Mon dos craque comme une branche sèche contre le dossier en bois de ma chaise de bureau. Depuis combien de temps suis-je assis là à travailler ? En jetant un œil par la fenêtre, c’est une nuit noire qui m’engloutit. Mince, le temps a filé et je dois désormais être la seule âme qui vive dans le bâtiment de la galerie de paléontologie. Ma lampe éclaire faiblement, baignant mon bureau d’une lumière douceâtre.

Je pose mon pinceau sur le côté de la table et étire mes doigts tout raides pour l’avoir serré si fort de longues heures. Je retire le monocle qui grossit ma vision gauche lorsque j’époussette et analyse, et me frotte l’œil douloureusement. Certains soirs, la trace ronde semble avoir laissé une cicatrice indélébile tout autour de mon œil bleu. Mais, le lendemain matin, au réveil, il n’y a plus rien sur mon visage buriné. Seulement les rides, plus vieilles d’une journée et d’une nuit de recherches supplémentaires.

Le plateau de chêne de mon bureau est couvert de la poussière qui s’est envolée tout autour de mon spécimen, suivant les mouvements précis que j’ai dictés au pinceau. Je n’ai rien voulu nettoyer de ma chasse au trésor. Et ce soir, je suis extatique !

Je vis dans la mémoire du temps. Mes camarades les plus fidèles sont vieux, mystérieux et incroyablement précieux. Ils sont autant de traces de ce que notre terre offre de plus beau. Dire qu’aujourd’hui, l’homme la souille et la déteste, la quitte dès qu’il le peut. Moi, je ne fuis pas vers l’avant, je suis chanceux car je vis dans l’Histoire, je me réfugie dans le passé.

Ce que je soupçonne depuis ce matin est formidablement réel ; les chiffres écrits en rouge sur la minuscule étiquette sont formels. Je tiens entre les mains un spécimen rapporté par le citoyen Beurard, lui-même l’ayant obtenu dans sa collection de son neveu Harmand, lieutenant de vaisseau envoyé en mission au Liban entre 1815 et 1817.
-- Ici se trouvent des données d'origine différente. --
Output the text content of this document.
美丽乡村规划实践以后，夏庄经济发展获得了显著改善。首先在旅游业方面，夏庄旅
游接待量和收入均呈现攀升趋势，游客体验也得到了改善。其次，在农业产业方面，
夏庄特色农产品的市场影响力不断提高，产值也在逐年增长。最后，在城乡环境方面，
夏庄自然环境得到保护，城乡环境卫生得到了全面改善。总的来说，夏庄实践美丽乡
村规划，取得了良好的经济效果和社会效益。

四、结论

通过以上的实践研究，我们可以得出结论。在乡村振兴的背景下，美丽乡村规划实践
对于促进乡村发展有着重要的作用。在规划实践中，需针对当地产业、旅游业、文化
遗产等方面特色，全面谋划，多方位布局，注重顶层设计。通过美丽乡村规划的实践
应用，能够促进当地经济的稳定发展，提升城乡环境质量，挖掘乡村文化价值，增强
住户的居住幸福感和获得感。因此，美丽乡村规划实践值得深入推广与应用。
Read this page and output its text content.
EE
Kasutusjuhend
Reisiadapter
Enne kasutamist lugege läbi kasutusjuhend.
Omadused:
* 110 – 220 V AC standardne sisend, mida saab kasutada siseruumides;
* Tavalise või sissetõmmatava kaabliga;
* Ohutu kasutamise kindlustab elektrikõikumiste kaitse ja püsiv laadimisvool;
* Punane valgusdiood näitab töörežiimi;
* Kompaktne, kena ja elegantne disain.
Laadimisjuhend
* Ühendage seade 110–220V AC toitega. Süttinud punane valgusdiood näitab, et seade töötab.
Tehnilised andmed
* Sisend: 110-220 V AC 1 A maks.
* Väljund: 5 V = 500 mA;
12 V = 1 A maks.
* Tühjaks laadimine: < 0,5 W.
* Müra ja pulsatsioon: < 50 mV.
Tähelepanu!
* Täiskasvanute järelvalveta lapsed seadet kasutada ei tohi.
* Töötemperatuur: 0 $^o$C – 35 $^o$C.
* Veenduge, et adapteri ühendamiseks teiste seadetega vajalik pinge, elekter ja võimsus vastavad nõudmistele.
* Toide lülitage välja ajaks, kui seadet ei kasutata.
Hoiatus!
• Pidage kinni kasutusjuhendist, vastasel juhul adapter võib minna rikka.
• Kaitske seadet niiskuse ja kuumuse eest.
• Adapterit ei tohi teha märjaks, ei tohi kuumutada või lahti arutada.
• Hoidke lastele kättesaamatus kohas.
Je crois que vous ne mesurez pas la portée de cette information… je m’explique. Ce spécimen a été décrit par le paléontologue Blainville, sans qu’il ne le dessine pourtant jamais, au cours du XIXe siècle. Il provient du gisement de Haqel, dans la région du Mont-Liban, où l’on trouve de nombreux poissons fossiles. Seulement, celui-ci est porté disparu depuis des siècles !

Et voilà que je me retrouve, moi, Jamal, chercheur libanais à l’aube de sa retraite, avec ce témoignage du patrimoine de mon pays, à cataloguer dans les collections du Muséum national d’Histoire naturelle de Paris ! Je tremble comme une feuille. Je profite de cet instant où je suis le seul à savoir. Quelle trouvaille merveilleuse !

Alors, tout seul dans mon bureau empoussiéré de la rue Buffon, je célèbre l’Histoire et la science par une danse boiteuse de la victoire ! Et en attendant des jours meilleurs, je suis heureux de savoir que mon pays est gorgé de richesses… même si elles sont bien cachées.